2. Description of the Related Art
A general differential input circuit functions by detecting a valid input and output response when an output signal responds depending on a voltage difference between differential input signals. That is, depending on the voltage difference between a positive side differential input signal VIN+ and a negative side differential input signal VIN−, the input and output response inverts the logic level of output signal, depending on whether the positive side voltage is higher than the negative side or the negative side voltage is higher than the positive side, which is a response characteristic of general differential input circuit. The voltage level itself of individual differential input signal does not have any specific meaning, and is not handled as valid input and output response in the differential input circuit.
When testing a circuit device having such differential input circuit, it is enough to test by feeding a differential signal having differential voltage ΔVIN as differential input signals VIN+, VIN−, and a voltage application method as shown in FIG. 13 is employed. For example, by fixing the negative side differential input signal VIN− at reference voltage Vref, the input and output response is tested by increasing or decreasing the positive side differential input signal VIN+ from the reference voltage Vref. As a result, a differential signal having differential voltage ΔVIN is obtained as differential input signals VIN+, VIN−. When the positive side differential input signal VIN+ is higher than the negative side differential input signal VIN−, for example, a high level is issued as output expectation value. It has been enough to apply a voltage by fixing one of differential input signals VIN+, VIN− at reference voltage Vref.
At this time, the positive side differential input signal VIN+ and output expectation value are input and output responses in phase.

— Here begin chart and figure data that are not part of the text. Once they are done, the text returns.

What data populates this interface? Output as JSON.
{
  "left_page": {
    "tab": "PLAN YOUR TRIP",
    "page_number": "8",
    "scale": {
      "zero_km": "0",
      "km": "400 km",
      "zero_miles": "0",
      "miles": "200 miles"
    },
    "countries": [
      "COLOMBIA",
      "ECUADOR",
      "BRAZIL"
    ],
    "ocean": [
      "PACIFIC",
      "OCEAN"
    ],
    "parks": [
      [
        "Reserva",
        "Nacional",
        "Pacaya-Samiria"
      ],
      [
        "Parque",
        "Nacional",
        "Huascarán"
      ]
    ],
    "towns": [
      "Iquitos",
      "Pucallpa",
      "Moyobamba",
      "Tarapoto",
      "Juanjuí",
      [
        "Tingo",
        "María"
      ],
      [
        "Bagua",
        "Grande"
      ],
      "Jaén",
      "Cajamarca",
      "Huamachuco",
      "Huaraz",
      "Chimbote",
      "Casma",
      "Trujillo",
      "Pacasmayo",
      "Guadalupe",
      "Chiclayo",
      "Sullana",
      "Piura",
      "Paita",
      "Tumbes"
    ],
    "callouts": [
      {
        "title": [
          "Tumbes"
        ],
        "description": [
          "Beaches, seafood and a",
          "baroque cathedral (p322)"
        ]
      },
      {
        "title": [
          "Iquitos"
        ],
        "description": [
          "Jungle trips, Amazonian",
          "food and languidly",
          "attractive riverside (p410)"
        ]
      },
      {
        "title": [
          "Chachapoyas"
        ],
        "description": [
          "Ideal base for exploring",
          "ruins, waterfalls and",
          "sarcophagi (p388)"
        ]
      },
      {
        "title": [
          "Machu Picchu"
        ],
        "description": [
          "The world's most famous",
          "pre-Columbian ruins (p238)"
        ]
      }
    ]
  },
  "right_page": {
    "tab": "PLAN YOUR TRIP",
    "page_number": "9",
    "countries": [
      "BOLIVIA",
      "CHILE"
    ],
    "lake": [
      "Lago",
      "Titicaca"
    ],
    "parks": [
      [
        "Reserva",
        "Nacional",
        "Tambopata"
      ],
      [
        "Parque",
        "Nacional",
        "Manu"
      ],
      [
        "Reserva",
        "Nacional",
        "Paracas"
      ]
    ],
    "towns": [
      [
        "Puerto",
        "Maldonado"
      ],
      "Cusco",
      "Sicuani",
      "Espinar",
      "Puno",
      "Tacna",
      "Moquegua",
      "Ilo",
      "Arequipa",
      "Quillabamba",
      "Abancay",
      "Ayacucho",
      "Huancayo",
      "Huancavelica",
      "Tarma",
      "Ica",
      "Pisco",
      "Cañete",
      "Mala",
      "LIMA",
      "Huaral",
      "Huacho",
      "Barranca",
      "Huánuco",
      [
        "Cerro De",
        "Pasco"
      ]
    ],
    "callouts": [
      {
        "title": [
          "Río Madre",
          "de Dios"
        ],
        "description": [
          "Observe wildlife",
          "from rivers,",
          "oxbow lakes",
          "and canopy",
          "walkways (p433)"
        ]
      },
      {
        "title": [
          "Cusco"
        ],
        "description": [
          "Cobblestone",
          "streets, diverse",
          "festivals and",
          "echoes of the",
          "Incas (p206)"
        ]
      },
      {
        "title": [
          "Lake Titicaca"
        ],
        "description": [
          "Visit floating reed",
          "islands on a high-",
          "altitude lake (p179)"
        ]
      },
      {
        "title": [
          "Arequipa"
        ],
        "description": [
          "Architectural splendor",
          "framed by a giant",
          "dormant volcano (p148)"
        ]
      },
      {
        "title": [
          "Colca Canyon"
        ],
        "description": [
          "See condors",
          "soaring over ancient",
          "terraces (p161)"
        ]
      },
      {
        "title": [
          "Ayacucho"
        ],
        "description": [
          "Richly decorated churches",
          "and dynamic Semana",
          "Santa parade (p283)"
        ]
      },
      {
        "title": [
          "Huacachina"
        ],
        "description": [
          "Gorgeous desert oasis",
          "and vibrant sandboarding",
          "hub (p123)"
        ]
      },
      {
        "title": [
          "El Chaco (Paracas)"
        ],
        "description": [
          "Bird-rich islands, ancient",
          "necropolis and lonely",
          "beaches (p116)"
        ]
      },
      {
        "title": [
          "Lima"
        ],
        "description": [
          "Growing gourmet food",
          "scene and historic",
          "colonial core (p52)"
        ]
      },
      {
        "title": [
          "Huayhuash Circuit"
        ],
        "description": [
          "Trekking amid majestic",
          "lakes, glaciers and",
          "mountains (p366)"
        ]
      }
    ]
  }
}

In this relation, to evaluate the operation input circuit action of test pattern of differential input signals VIN+, VIN− applied in test, a logic description library of differential input circuit as shown in FIG. 14 has been used in a conventional logic simulator. The test pattern is generated by a test pattern generator or the like. FIG. 15 is a truth table in the logic description library in FIG. 14.
According to FIGS. 14 and FIG. 15, regardless of the negative side logic input signal DINM which is logic description signal of negative side differential input signal VIN−, the logic level of positive side logic input signal DINP which is logic description signal of positive side differential input signal VIN+ is issued as it is as output expectation value DOUT. The combination of (DINP, DINM)=(0, 1), (1, 0) in logic input signals corresponds respectively to a case of negative side differential input signal VIN− higher than positive side differential input signal VIN+, and a case of negative side differential input signal VIN− lower than positive side differential input signal VIN+, and accordingly the output expectation values are low level (L) and high level (H) respectively, so that a normal input and output response to differential input is realized.
In a general differential input circuit, a valid input and output response characteristic is obtained for the differential voltage between differential input signals, and the voltage level itself of individual differential input signals does not have any specific meaning. Hence, in the truth table (FIG. 15) of the logic description library in FIG. 14, while defining the logic level (state of 0, 1 in FIG. 15) in either logic input signal, it is not necessary to consider a state of undefined logic level (state of X in FIG. 15) about other logic input signal.
In a differential input circuit supporting a new specification represented by USB interface being used recently, not only the differential signal between differential input signals is a valid input signal. It may be also significant when the both differential input signals are at a specified voltage level.
In the logic description library of differential input circuit shown in FIG. 14 and FIG. 15, both differential input signals VIN+ and VIN− may be low level or high level, and such case is expressed as (DINP, DINM)=(0, 0), (1, 1), and each output expectation value is low level (L) and high level (H). This input and output response corresponds to the USB interface. Together with the response characteristic corresponding to the differential signal which is input and output response to (DINP, DINM)=(0, 1), (1, 0), in the condition of defining of voltage levels of positive side/negative side differential input signals VIN+, VIN−, this logic description library may correspond to the differential input circuit used in the USB interface.